The Undergraduate Research series is where we feature the research that you’re doing. If you are an undergraduate that took part in an REU or similar astro research project and would like to share this on Astrobites, please check out our submission page for more details. We would also love to hear about your more general research experience!
Missouri State University
Meredith Vogel is in her last semester at Missouri State University studying Physics and Astronomy. She completed this research with Dr. Sarah Morrison at Missouri State University and is funded by a NASA- Missouri Space Grant.
What makes a planet habitable? A habitable planet needs to have a rocky surface, be far enough away from its host star for it to support liquid water on its surface, and lastly, have a stable climate. My research is looking to better define a habitable zone planet; specifically, with orbit changes due to other planets in the system. A planet’s orbit can change due to other planets because of gravitational forces between them. If a neighboring planet is massive and close in orbit to the planet in question, the orbit of that planet is more likely to go through changes over time. I investigated how the orbits of planet perturbers can change the orbit and potentially the climate of a habitable zone planet orbiting near the inner edge of a calculated habitable zone.
Habitable zone planets orbiting around the inner edge of the habitable zone face a greater threat to habitability because of the risk of runaway greenhouse effect. The runaway greenhouse effect occurs when a planet’s atmosphere holds enough greenhouse gases like carbon dioxide and blocks thermal radiation from the planet that allows it to cool. Planets perturbing a planet near the inner edge of the habitable zone may have more of an effect on its climate than if that planet were further within the habitable zone. Planets near the inner edge of the habitable zone are more susceptible to the runaway greenhouse effect, whereas planets near the outer edge of the habitable zone may still maintain a robustly habitable climate even with an eccentric orbit extending beyond the outer ‘boundary’.
I calculated habitable zones for different stellar temperatures and then simulated the orbits of 2 Kepler observed systems, K2-3 and GJ 3293, two systems with planets whose orbit spacings were relatively close together. I found that exoplanets stay in their calculated habitable zones but may have underlying orbital changes that could influence the climate of the planet, which requires further investigation.
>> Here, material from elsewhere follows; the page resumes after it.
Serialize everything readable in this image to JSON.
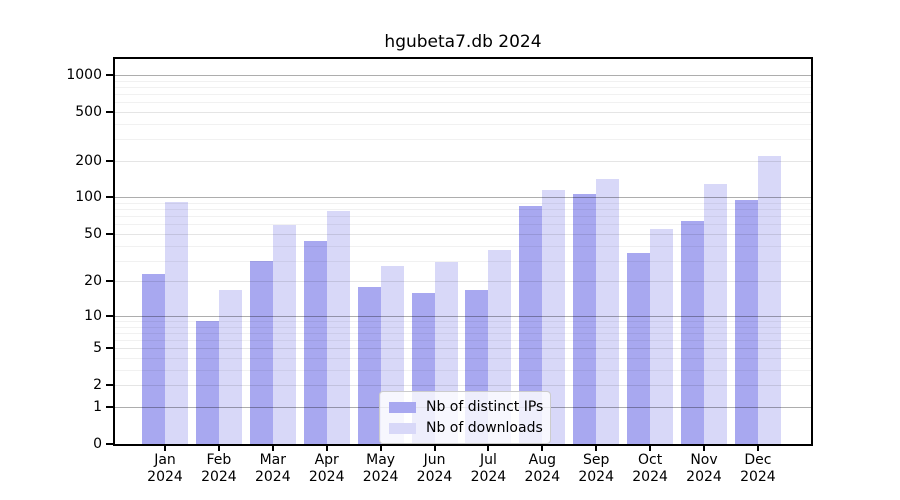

My research with the orbits of these systems can be used as an input for climate models to further analyze how an exoplanet’s climate changes within its calculated habitable zone.
The orbits are stable over the million year time scale and the habitable zone planets stay in their calculated habitable zones. The systems studied in my research are billions of years old, and since they were observed by Kepler and confirmed, their orbits must be stable i.e. no planet ejection. Although there were not large changes in the orbits of the habitable zone planets, there may be more subtle effects in play that require further investigation and these effects could classify the habitable zone planet as not habitable.